It didn't work for me.
I held it in for more than 35%, the things that were mildly annoying finally got exasperating.
The Good:
There is a certain restraint in the author's style that I've found in few other entries in the subgenre. The MC is not in an OP race, doesn't get a load of incredible abilities and the automatic adulation of whoever he meets. That was appreciated. It makes for a more balanced story.
In the same vein, the author takes pain to avoid crassly manichean world-building. It doesn't always work, but the effort is appreciated.
The Less Good:
The world-building was a bit too light for me.
I was especially confused with this insistence on "diversity" that was never contextualized. It's fantasy so it's fine, I guess. Yeah, well, things like that... bother me. Ethnic diversity always has trauma behind it, one way or another. It never just is. In our world, it is the consequence of deportation, or mass immigration. Very tangible reasons. So when I see it in made-up worlds, I expect it to be explained or contextualized, eventually. I expect it to matter.
It may be that the reader is expected to be acquainted with the world, but I am not.
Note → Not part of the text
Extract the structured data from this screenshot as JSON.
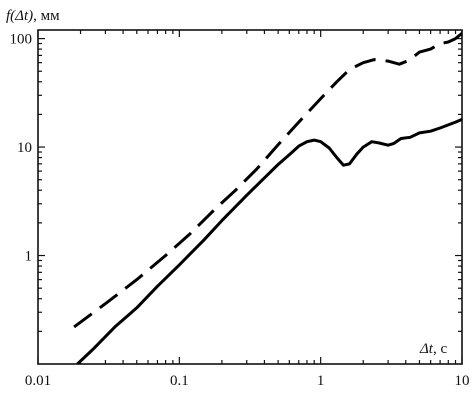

The MC is very lucky. The world offers solutions to every issue he has. Communication, job... It all gets solved at once. No struggle. Lots of talking about struggling, but no actual struggle.
The Bad:
The neverending inner monologue.
The MC is constantly pontificating about one thing or another, permanently lecturing, comparing cultures, highlighting and distributing morality points. It got on my nerves. Especially since a lot of the observations were very biased. I will conceded that the MC is speaking from his own point of view, but he tends to present his experience as a cultural assertions, which felt very conceited and self-aggrandizing. That's what killed this book for me.
The Conclusion
I couldn't connect with the book on any level. I could not build rapport with neither the MC nor the world. So I cut my losses.